Beta Reader Group discussion

49 views
Covers, Blurbs, 1st Line, Query > Query Letter- What do you think?

Comments Showing 1-5 of 5 (5 new)    post a comment »
dateDown arrow    newest »

message 1: by Juan (new)

Juan Zapata | 66 comments Dear Agent (Name),

Decapitated heads, blood pooling on concrete, broken limbs—these are what makes up Malik’s father’s legacy. In Certamen, a planet similar to Earth, a new religion has plagued the grand cities of the East, bringing about death and destruction. Malik grows up in the midst of this hellish era, his father a crazed tyrant who rules by decree. But Malik, unlike his father, becomes disenchanted with the new religion and cuts ties with it. He dreams of escaping to the West, to a land of peace and prosperity.

Yet before that happens, Malik’s defiance brings about ruin when he proclaims in front of thousands that there is no God. Being witness to his father’s numerous crimes against hundreds of others, including the murder of his own grandfather, causes Malik to tip over the edge and lash out. This carries a death sentence, especially for apostates. But instead of an execution, Malik is consigned to a worse fate—to excruciating torture. Imprisoned and subject to atonement, he finds surprising allies and even greater threats. One inevitable course lies ahead: succumb to religious extremism in order to survive, or fight back against the injustice with fire and sword.

EVER SKYWARD is a 66,000-word Adult Dystopian novel with Sci-fi elements. This novel was inspired by the barbaric rise of ISIS in the Middle East. While this story takes place on another planet, it parallels our modern-day history. Seeing ISIS’s atrocities has evoked strong personal emotions with me, as it has with many worldwide. Countries clamor to end these terrorists, but their methods seem to be ineffective. I believe that only a native reformist, someone from the inside, can fix this problem—someone willing to stand up and say enough, just like my protagonist, Malik. 

I am a university student at Alabama A&M. Previous publications of mine include two nonfiction pieces and a short story published and/or reprinted in the following minor, literary magazines:

Easy Street Magazine, Scarlet Leaf Review, 13th Floor Magazine, GFT Press (upcoming publication July 7th), and The Missing Slate Magazine (upcoming reprint July 4th).

I have pasted sample pages if you are interested in checking out my writing voice. Thank you for your time.

 
Sincerely,

Juan Zapata


message 2: by Haley (new)

Haley Sulich (haleysulich) | 7 comments When writing a query letter, try to trim it down to the basics (protagonist, what he/she want, what's standing in his/her way, what choice s/he must make (but don't reveal their decision), and the possible consequences of the two choices). In your query, I felt as if there were too many extra details that could be stripped from the letter to focus on the main points. These details made it hard to distinguish what the main conflict is because at first you mentioned it was the differences between father and son, and then there was a mention of speaking out against the father's religion, followed by a mention of a being tortured. Focus on the main conflict.

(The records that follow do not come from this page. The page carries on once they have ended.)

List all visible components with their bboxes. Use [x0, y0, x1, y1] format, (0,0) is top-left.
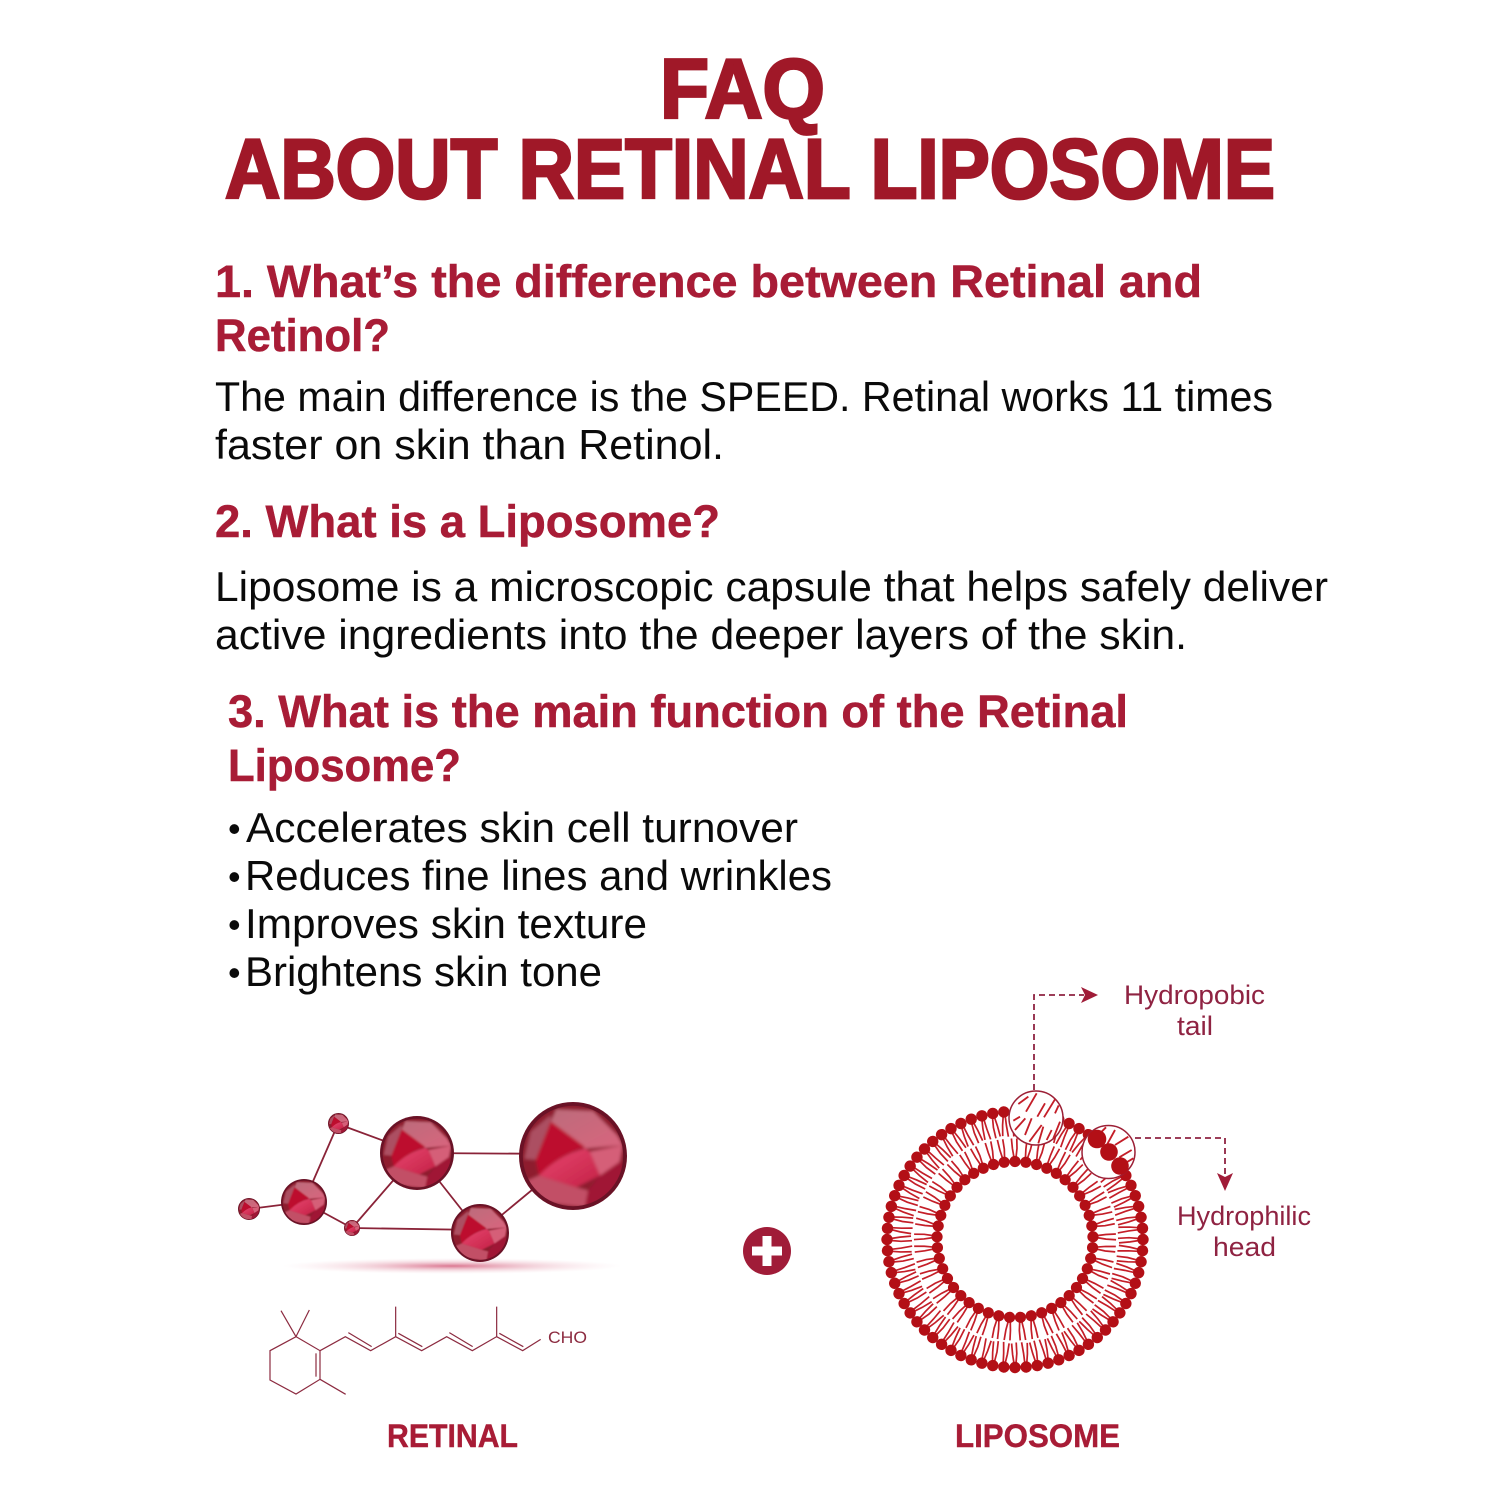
label: hydrophilic head	[1177, 1201, 1311, 1262]
bullet list of functions: •	[228, 856, 241, 897]
answer 1 text	[215, 373, 1273, 468]
bullet list of functions: •	[228, 808, 241, 849]
bullet list of functions: Brightens skin tone	[245, 948, 602, 995]
illustration: retinal molecule spheres	[238, 1102, 627, 1274]
answer 2 text: Liposome is a microscopic capsule that helps safely deliver	[215, 563, 1328, 610]
caption: retinal: RETINAL	[387, 1418, 518, 1454]
label: hydropobic tail: Hydropobic	[1124, 980, 1265, 1010]
bullet list of functions: •	[228, 952, 241, 993]
title: ABOUT RETINAL LIPOSOME	[225, 122, 1275, 216]
callout circle: tail detail	[1009, 1091, 1063, 1145]
question 1 heading: Retinol?	[215, 310, 390, 361]
question 3 heading	[228, 686, 1128, 791]
bullet list of functions: Improves skin texture	[245, 900, 647, 947]
question 3 heading: 3. What is the main function of the Retinal	[228, 686, 1128, 737]
label: hydropobic tail: tail	[1177, 1011, 1213, 1041]
answer 2 text: active ingredients into the deeper layers of the skin.	[215, 611, 1187, 658]
arrow: hydrophobic tail	[1034, 987, 1098, 1090]
icon: plus	[743, 1227, 791, 1275]
callout circle: head detail	[1082, 1126, 1135, 1178]
title: FAQ	[660, 42, 825, 136]
label: hydrophilic head: head	[1213, 1232, 1276, 1262]
retinal structural formula	[270, 1307, 587, 1394]
label: hydropobic tail	[1124, 980, 1265, 1041]
retinal structural formula: CHO	[548, 1328, 587, 1347]
question 3 heading: Liposome?	[228, 740, 461, 791]
caption: liposome: LIPOSOME	[955, 1418, 1120, 1454]
question 1 heading: 1. What’s the difference between Retinal and	[215, 256, 1202, 307]
answer 1 text: faster on skin than Retinol.	[215, 421, 724, 468]
title	[225, 42, 1275, 216]
bullet list of functions: Accelerates skin cell turnover	[246, 804, 798, 851]
answer 1 text: The main difference is the SPEED. Retinal works 11 times	[215, 373, 1273, 420]
illustration: liposome bilayer ring	[817, 1083, 1173, 1419]
question 2 heading: 2. What is a Liposome?	[215, 496, 720, 547]
bullet list of functions	[228, 804, 832, 995]
bullet list of functions: Reduces fine lines and wrinkles	[245, 852, 832, 899]
arrow: hydrophilic head	[1135, 1138, 1233, 1191]
label: hydrophilic head: Hydrophilic	[1177, 1201, 1311, 1231]
bullet list of functions: •	[228, 904, 241, 945]
question 1 heading	[215, 256, 1202, 361]
answer 2 text	[215, 563, 1328, 658]
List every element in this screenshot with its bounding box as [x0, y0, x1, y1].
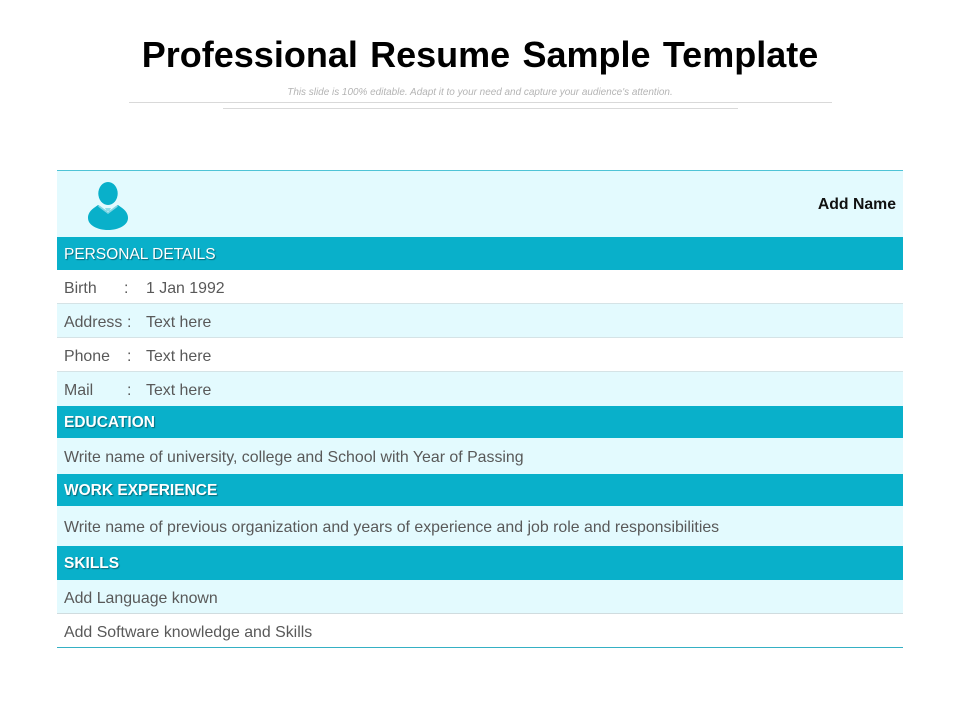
mail text: Mail: [64, 382, 93, 399]
language text: Add Language known: [64, 590, 218, 607]
heading: skills: SKILLS: [64, 555, 119, 572]
subtitle: This slide is 100% editable. Adapt it to your need and capture your audience's attention.: [287, 87, 673, 98]
phone text: Phone: [64, 348, 110, 365]
work experience text: Write name of previous organization and years of experience and job role and responsibilities: [64, 519, 719, 536]
row: mail: [57, 372, 903, 406]
section header: work experience: [57, 474, 903, 506]
education text: Write name of university, college and School with Year of Passing: [64, 449, 524, 466]
software text: Add Software knowledge and Skills: [64, 624, 312, 641]
mail text: [64, 382, 211, 399]
heading: work experience: WORK EXPERIENCE: [64, 482, 217, 499]
heading: personal details: PERSONAL DETAILS: [64, 246, 216, 263]
section header: education: [57, 406, 903, 438]
row: work experience: [57, 506, 903, 546]
row: language: [57, 580, 903, 614]
row: birth: [57, 270, 903, 304]
row: education: [57, 438, 903, 474]
address text: [64, 314, 211, 331]
row: address: [57, 304, 903, 338]
name label: Add Name: [818, 196, 896, 213]
mail text: Text here: [146, 382, 211, 399]
heading: education: EDUCATION: [64, 414, 155, 431]
mail text: :: [127, 382, 131, 399]
address text: :: [127, 314, 131, 331]
row: phone: [57, 338, 903, 372]
phone text: :: [127, 348, 131, 365]
birth text: 1 Jan 1992: [146, 280, 225, 297]
phone text: Text here: [146, 348, 211, 365]
birth text: :: [124, 280, 128, 297]
section header: personal details: [57, 237, 903, 270]
address text: Address: [64, 314, 122, 331]
birth text: [64, 280, 225, 297]
section header: skills: [57, 546, 903, 580]
title: Professional Resume Sample Template: [142, 34, 818, 75]
panel: name header: [57, 170, 903, 237]
phone text: [64, 348, 211, 365]
address text: Text here: [146, 314, 211, 331]
row: software: [57, 614, 903, 648]
icon: person: [88, 182, 128, 230]
birth text: Birth: [64, 280, 97, 297]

Also, try to eliminate as many "be" verbs as possible.


message 3: by Juan (new)

Juan Zapata | 66 comments Haley wrote: "When"

Thanks or the feedback. You're right, I didn't include the consequences of his possible failure.

As for the details, I'll see what I can do on cutting them down. Perhaps I'll leave the part out about the torture. I was just trying to make things sound juicy to develop interest.


message 4: by Haley (new)

Haley Sulich (haleysulich) | 7 comments When I wrote a query for my last projects (well, I wrote more like 3 of them to send out and test), the first two had too many extra details and didn't clearly identify the main conflict. Those queries didn't get too far. My third one was a stripped down version and was only 2 short paragraphs, and that one got an agent's attention because I finally ripped out the unnecessary details (unwillingly, of course) and stuck with the basics.


message 5: by Juan (last edited Jul 02, 2016 04:52PM) (new)

Juan Zapata | 66 comments Gibber wrote: "Have you tried posting in the agentqueryconnect(dot)com forum? Query critique is their main subject (I'm on there a lot)."

I haven't, but I paid on Fiverr for two people specializing in query letters to help me go through it. One used to be a literary associate. I think I got mine down packed now. I cut down on my summary like Haley suggested and removed the political aspect of the query letter.